How long does pancake batter last?

You can keep your batter for later, too (Credit: Getty)

"You can keep pancake batter in the fridge," Sten advises. "It will last overnight, but it might be less fluffy as a result, so don't leave it too long."

A couple of days is the absolute max you should refrigerate, and expect your end result to be slightly less impressive.

"The fridge is a good option if you have some leftover to avoid waste, but it's obviously better to use it immediately," the expert suggests.

You can actually freeze pancake batter, too, and this allows you to leave them for longer – around 1-2 months.

Like when you refrigerate, they definitely won't be as airy when you reheat them, but if you thaw the liquid properly you'll still get decent pancakes out of them when a little tight for time or fresh ingredients!

Can you reheat pancakes?

Don't tip your leftovers in the bin (Credit: Getty)

"You can reheat pancakes but I wouldn't recommend it," Sten says.

If you make a big stack and don't get through them then don't fear, though – it's better to reheat than chuck 'em away.

"You can pop them in microwave for a minute and they'll be okay to eat again," the Moak founder says. "They won't taste as good but it will work."
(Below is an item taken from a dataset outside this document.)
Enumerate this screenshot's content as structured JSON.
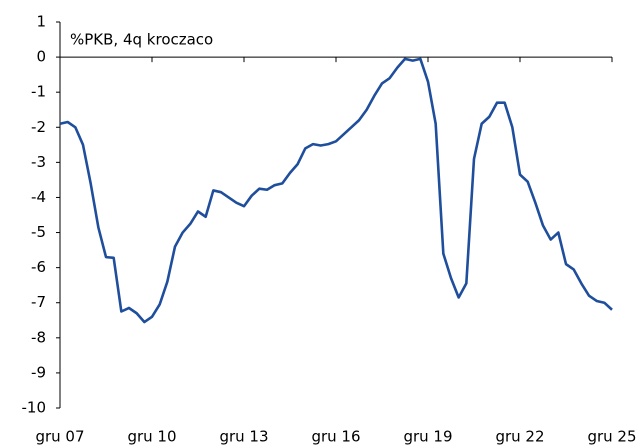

Better an average pancake than a pancake in the bin, we say!

What to serve with American-style pancakes

"American pancakes are great as you can put so many different toppings on them, and they work with both sweet and savoury flavours," Sten tells us.

Here are some of the classics he recommends:

Bacon and maple syrup

"Bacon and maple syrup work really well together on top of pancakes. It's sweet and salty," says Sten.

It might sound unusual but it's an American fave for a reason!

Moak add cheese and grilled onions into the mix, too. Don't knock it 'til ya try it.

Humous and maple syrup

"Humous and maple syrup is also really good even though it sounds like a ridiculous combination," Sten says.

"Just like the bacon and maple syrup the flavours just [compliment each other]."

All the fruit

Fruit is always a winner (Credit: Moak Pancakes)

"Typical American pancakes come with blueberries on top," says Sten, but don't stop there!

"We cover ours with banana, strawberries and blueberries, alongside Canadian maple syrup."

Shredded chicken and BBQ sauce

Rich, saucy meat works well on an American pancake, too, as the thicker batter balances the intensity of your topping.

Moak does a pancake with barbecued chicken, avo and creme fraiche. Ooooft.

Greek yoghurt and granola

The crunch of granola works really well on a fluffy pancake too - it's all about texture!

Sten pairs his pancakes with yog, granola, "strawberries, cinnamon and honey."

The combo is fresh, sweet and takes your brekky up a notch.

Smoked salmon and creme fraiche

Smoked salmon and creme fraiche is another winner (Credit: Moak Pancakes)

"One of the pancakes we do comes with salmon, fresh avocado, black pepper, dill and olive oil," Sten says.

"It's really light, smooth and [luxurious], especially on a fluffy pancake."

That should be enough to get ya started - happy Pancake Day one and all!